Ketum Golkar, KIB Akan Mengusung Capres dan Wacapres Sendiri

20220605 1729401654424999459
Ketum Golkar Airlangga Hartarto. Dok.PPP Golkar

Jabar, kopasnews.com – Koalisi Indonesia Bersatu (KIB) yang akan dibangun Partai Golkar bersama Partai PAN dan PPP memiliki arah jelas untuk mengusung calon presiden dan calon wakil presiden sendiri.

Ketua Umum Partai Golkar Airlangga Hartarto menegaskan, gabungan tiga partai politik ini, sudah memenuhi syarat ambang batas pencalonan untuk Pilpres 2024.

Dengan dibentuk KIB, Golkar, PAN dan PPP ingin bersinergi dari hati. Sehingga tidak ada pihak manapun yang bisa memecah soliditas tiga partai KIB.

“Kalau sinergi dari hati tidak ada yang bisa memecah kita, tidak ada yang bisa bayar kita, tidak ada yang bisa nakut-nakutin kita, tidak ada satu kekuatan pun yang bisa melawan soliditas kita,” tegas Airlangga saat memberi pidato di Rakerda DPD Golkar Jawa Barat, di SICC Sentul Bogor, Jumat (3/6/2022) dikutip dari situs Golkar.

Airlangga menambahkan, soal siapa calon yang akan diusung KIB, seluruh pihak diminta bersabar.

Menteri Koordinator Bidang Perekonomian ini menuturkan, saat ini KIB ibarat sedang menyusun buku.

“Buku itu ada chapter-chapter-nya ada bab-babnya.
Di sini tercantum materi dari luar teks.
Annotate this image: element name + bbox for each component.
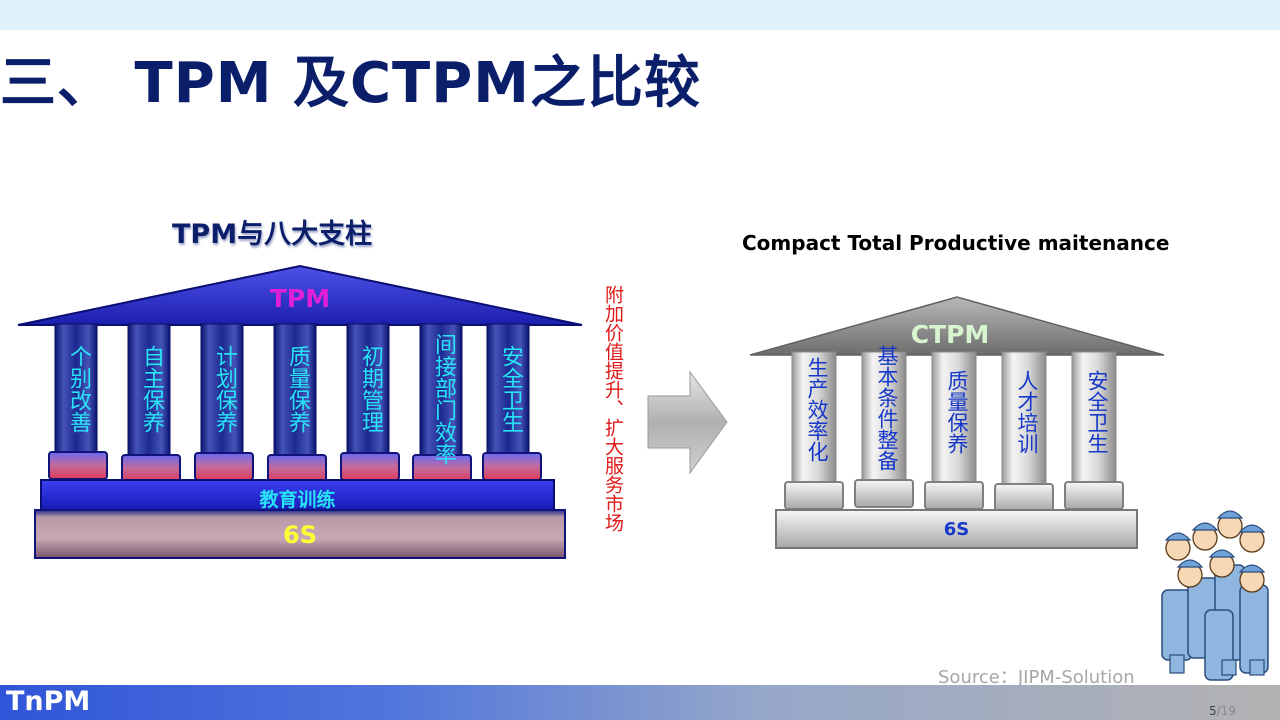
- tpm-roof-label: TPM: [258, 284, 342, 313]
- ctpm-pillar-3: 质量保养: [940, 370, 968, 454]
- footer-bar: [0, 685, 1280, 720]
- ctpm-foundation-label: 6S: [776, 519, 1137, 540]
- page-total: /19: [1217, 704, 1236, 718]
- ctpm-pillar-1: 生产效率化: [800, 357, 828, 462]
- education-label: 教育训练: [41, 485, 554, 512]
- page-current: 5: [1209, 704, 1217, 718]
- ctpm-pillar-2: 基本条件整备: [870, 345, 898, 471]
- ctpm-pillar-4: 人才培训: [1010, 370, 1038, 454]
- ctpm-pillar-5: 安全卫生: [1080, 370, 1108, 454]
- tpm-pillar-4: 质量保养: [281, 345, 309, 433]
- value-add-note: 附加价值提升、扩大服务市场: [597, 285, 623, 532]
- brand-logo: TnPM: [6, 686, 90, 717]
- tpm-pillar-6: 间接部门效率: [427, 333, 455, 465]
- arrow-right-icon: [648, 372, 728, 474]
- ctpm-roof-label: CTPM: [900, 320, 1000, 349]
- tpm-pillar-5: 初期管理: [354, 345, 382, 433]
- tpm-foundation-label: 6S: [35, 521, 565, 549]
- tpm-pillar-7: 安全卫生: [494, 345, 522, 433]
- page-number: 5/19: [1209, 704, 1236, 718]
- tpm-pillar-2: 自主保养: [135, 345, 163, 433]
- ctpm-heading: Compact Total Productive maitenance: [742, 231, 1169, 255]
- tpm-pillar-3: 计划保养: [208, 345, 236, 433]
- workers-illustration: [1162, 511, 1268, 680]
- tpm-pillar-1: 个别改善: [62, 345, 90, 433]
Sekarang, kita sedang membuat isi bukunya apa dan tentu kedepan pada waktunya akan kita siapkan,” ujarnya.

Pincam Harus Mampu Jadi Urat Nadi Kemajuan dan Kejayaan Partai

Ketum Golkar ini menuturkan, yang paling penting dari anggota koalisi KIB, saat nanti harus sinergi dalam melanjutkan karya-karya pembangunan era presiden Jokowi.

Soal pengumuman siapa calon yang akan diusung nanti, Airlangga menegaskan tidak akan tergesa-gesa.

Ketua DPD Golkar Jawa Barat Ace Hasan Syadzily mengaku, partai berlambang pohon beringin memiliki suara terbesar pada Pemilu 2019.

Menurutnya, sudah sewajarnya jika Golkar mengusung kadernya sendiri sebagai capres, bukan justru mendukung kader partai lain di Pilpres 2024.

Ace menegaskan, Golkar Jabar akan terus berjuang memenangkan Airlangga Hartarto sebagai capres dari partainya.

Pengusungan Airlangga merupakan hasil Musyawarah Nasional (Munas) Golkar 2019.

“Airlangga  harus menjadi presiden Republik Indonesia di tahun 2024,” ujar Ace.

Ketua DPW PAN Jawa Barat Desi Ratnasari, menyebut KIB ibarat sohib lama berkolaborasi lagi.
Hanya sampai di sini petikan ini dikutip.